Dr. Cornfield did give us his opinion tonight, even though he was not involved directly. He first admitted that he hadn’t talked to the other doctor yet, the one who’d performed the bronchoscopy. He then went on to say that he’s seen kids recover from this and live healthy lives, even after being intubated multiple times over. He reminded us of how far Oliver has come, and he said that his gut and experience tell him that Oliver is going to be fine. Off the top of his head, he named off some treatments that they could use to manage it, and he didn’t think surgery would be necessary. He’s going to be out Monday but he’ll be back Tuesday and he said they could extubate him then. I guess that means he’d go to the CPAP from there. He tried to put a positive light on things but it’s just too soon to really know.

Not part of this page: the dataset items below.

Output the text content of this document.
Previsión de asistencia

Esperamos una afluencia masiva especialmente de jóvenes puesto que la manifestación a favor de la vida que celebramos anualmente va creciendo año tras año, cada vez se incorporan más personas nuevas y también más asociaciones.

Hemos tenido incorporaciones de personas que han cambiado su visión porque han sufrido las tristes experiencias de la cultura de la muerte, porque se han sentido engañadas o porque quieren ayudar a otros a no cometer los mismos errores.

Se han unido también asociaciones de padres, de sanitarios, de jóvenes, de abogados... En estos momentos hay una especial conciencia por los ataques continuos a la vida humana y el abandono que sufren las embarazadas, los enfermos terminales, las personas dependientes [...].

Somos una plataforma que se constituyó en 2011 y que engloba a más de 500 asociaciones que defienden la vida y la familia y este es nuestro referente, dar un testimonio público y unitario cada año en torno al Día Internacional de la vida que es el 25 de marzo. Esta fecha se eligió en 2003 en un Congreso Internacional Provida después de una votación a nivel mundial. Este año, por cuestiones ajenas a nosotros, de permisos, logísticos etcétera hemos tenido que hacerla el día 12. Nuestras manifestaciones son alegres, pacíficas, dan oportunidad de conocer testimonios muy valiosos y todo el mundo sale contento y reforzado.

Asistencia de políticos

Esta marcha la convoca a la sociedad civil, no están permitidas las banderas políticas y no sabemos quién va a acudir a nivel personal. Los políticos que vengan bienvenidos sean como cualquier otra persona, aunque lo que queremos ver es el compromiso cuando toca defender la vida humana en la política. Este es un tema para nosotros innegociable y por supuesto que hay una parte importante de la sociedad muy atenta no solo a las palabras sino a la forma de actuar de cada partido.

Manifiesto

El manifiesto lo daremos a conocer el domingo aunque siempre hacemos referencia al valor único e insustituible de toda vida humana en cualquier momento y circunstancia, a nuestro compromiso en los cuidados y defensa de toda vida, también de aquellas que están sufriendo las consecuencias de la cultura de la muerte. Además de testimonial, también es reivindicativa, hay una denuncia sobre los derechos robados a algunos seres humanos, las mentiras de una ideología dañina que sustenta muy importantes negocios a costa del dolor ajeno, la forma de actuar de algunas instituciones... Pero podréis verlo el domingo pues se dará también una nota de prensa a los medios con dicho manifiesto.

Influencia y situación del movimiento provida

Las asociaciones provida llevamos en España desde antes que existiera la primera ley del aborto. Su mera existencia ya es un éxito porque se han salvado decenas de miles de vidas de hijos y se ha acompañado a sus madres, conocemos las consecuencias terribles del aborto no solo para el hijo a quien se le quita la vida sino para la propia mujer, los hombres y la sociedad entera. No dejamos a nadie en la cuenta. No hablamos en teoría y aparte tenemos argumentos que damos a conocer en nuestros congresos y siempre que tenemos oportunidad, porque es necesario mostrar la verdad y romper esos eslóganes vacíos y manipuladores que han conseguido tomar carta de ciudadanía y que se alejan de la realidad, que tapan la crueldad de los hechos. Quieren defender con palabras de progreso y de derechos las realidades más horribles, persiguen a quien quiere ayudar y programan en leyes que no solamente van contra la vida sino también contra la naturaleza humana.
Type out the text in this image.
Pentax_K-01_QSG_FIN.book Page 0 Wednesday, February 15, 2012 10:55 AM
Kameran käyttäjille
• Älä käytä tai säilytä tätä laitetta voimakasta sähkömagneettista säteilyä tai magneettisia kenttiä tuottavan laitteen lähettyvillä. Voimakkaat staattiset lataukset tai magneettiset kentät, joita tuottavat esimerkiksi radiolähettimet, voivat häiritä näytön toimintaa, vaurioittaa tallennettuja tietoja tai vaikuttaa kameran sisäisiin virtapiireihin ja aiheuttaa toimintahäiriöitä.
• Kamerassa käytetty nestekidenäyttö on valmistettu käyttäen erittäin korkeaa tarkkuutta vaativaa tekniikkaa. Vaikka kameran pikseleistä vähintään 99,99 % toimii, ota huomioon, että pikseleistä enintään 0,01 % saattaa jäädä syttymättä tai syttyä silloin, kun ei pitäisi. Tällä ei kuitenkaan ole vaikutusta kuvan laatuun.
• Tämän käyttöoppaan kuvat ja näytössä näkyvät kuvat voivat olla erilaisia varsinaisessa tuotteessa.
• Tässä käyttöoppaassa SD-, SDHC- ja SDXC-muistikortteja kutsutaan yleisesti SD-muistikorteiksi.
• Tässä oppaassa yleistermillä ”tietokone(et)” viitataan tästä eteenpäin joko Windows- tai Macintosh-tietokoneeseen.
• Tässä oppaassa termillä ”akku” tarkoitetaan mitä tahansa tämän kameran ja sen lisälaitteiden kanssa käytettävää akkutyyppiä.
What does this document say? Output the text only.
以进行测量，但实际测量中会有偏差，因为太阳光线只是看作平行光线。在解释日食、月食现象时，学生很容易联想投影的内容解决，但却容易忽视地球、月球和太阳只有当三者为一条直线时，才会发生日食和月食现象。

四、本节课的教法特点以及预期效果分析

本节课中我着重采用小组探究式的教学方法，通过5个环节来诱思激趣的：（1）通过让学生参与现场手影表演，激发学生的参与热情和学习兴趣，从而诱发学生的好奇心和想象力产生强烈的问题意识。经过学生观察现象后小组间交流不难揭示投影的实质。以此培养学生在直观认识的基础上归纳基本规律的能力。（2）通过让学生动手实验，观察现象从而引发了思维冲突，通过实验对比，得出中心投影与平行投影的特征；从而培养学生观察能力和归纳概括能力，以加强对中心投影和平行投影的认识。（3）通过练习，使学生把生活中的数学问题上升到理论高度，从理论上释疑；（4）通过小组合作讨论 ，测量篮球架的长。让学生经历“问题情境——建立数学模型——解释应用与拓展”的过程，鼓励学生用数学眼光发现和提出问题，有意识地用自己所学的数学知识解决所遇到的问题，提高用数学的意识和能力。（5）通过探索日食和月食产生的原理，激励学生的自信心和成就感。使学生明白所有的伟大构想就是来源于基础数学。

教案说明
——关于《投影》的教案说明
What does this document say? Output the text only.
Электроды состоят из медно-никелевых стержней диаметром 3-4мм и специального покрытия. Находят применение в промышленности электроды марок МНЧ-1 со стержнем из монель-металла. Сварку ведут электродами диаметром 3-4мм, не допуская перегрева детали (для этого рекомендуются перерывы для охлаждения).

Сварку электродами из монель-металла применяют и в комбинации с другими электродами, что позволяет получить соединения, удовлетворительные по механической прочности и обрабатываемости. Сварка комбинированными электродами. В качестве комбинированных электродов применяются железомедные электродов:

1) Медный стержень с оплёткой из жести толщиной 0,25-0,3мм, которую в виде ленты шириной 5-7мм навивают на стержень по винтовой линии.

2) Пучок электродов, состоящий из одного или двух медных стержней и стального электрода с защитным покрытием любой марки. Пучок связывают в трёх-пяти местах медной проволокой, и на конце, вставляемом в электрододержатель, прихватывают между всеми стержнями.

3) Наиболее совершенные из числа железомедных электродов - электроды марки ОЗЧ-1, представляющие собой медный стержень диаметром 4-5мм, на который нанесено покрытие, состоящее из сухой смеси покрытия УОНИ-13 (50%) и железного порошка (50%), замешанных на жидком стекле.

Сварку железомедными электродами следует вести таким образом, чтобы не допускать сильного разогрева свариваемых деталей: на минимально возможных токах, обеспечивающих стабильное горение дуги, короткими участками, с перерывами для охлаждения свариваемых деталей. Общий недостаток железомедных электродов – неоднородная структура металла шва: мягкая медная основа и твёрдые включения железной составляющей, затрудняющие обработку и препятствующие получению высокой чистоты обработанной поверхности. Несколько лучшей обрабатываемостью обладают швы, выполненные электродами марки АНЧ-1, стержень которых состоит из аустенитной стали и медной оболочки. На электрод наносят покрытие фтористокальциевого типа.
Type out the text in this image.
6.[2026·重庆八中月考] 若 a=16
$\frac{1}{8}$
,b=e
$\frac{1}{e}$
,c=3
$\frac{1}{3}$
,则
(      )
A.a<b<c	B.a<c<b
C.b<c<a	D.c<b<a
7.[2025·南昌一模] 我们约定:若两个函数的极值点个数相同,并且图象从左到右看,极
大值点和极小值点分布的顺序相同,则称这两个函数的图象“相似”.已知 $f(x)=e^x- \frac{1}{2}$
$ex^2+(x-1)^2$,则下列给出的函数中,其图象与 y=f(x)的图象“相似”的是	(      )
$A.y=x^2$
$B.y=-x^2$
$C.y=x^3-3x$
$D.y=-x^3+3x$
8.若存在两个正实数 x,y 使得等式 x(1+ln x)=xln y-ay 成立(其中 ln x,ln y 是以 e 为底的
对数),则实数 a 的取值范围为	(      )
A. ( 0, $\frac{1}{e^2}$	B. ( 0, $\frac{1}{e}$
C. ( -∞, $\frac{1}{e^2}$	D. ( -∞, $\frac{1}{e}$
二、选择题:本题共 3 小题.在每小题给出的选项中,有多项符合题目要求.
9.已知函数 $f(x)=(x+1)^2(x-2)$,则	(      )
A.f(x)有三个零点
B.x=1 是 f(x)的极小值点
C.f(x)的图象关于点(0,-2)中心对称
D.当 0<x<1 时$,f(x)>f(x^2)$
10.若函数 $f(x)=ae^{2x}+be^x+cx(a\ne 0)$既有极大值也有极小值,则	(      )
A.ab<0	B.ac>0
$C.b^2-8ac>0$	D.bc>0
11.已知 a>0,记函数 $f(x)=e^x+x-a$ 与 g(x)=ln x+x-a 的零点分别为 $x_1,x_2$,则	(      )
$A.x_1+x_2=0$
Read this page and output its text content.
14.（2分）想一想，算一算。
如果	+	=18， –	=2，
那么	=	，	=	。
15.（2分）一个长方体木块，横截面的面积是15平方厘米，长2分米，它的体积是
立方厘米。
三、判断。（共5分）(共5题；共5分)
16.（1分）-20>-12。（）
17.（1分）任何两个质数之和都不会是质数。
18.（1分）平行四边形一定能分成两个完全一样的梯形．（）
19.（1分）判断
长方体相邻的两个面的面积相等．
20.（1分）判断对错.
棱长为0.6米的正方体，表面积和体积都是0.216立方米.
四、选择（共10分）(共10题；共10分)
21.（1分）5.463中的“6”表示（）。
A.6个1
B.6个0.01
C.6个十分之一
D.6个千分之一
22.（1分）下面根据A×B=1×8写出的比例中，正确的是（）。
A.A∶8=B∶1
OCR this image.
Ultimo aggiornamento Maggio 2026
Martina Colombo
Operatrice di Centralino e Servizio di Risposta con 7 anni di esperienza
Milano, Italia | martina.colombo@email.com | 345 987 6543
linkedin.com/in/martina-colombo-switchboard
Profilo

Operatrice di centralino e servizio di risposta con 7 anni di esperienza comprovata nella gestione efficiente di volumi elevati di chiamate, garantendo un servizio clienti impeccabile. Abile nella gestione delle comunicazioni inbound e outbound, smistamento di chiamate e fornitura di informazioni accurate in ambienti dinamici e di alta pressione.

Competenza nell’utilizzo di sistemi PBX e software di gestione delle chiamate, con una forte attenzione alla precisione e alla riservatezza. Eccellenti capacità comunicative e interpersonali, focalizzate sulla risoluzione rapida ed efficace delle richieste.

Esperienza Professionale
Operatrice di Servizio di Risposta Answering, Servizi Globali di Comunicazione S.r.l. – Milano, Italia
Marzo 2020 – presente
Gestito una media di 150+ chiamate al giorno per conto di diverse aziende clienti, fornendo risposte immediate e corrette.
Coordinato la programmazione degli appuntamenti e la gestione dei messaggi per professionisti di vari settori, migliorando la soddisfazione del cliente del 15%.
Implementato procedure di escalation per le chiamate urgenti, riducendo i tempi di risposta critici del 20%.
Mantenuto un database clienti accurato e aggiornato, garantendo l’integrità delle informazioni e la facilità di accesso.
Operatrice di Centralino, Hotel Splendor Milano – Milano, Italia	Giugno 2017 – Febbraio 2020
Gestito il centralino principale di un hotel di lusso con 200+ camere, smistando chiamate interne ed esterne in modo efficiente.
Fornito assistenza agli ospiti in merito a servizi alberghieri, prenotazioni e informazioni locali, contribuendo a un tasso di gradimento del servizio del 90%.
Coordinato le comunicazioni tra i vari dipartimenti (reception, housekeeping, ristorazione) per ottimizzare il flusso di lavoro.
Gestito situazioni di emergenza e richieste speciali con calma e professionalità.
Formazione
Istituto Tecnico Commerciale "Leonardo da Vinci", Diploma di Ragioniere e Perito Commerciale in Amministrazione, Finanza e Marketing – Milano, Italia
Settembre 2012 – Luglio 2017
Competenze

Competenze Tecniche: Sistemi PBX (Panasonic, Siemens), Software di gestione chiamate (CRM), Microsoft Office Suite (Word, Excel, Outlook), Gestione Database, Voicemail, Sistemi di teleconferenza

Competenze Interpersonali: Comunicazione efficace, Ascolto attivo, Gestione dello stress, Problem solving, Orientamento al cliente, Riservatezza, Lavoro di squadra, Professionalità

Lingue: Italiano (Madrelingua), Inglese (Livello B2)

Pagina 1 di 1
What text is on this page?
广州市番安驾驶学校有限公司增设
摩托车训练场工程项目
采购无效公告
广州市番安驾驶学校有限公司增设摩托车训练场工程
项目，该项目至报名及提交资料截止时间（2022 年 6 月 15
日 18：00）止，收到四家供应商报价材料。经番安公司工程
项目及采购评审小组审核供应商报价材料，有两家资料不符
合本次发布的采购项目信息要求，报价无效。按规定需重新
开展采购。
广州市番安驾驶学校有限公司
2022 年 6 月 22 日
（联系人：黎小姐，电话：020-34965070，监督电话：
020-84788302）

Something about today feels different in a significant way. I think we have reached a turning point. I’m thinking about what a strange place Oliver is in. He is so close to being healthy, almost enough to go home. At the same time though, he is only a step away from danger. He’s healthier than ever but still extremely fragile. I know we are all feeling down about what has happened lately. But more than that, I think we are feeling worn down. For those of us taking care of him on a daily basis (and maybe for some of you, too), something has to change. Each of has to find whatever it is that will carry us through this next phase of Oliver’s journey. I know we will do it, because we have to. And I know it will change our lives, for the better. This is the magic of Oliver.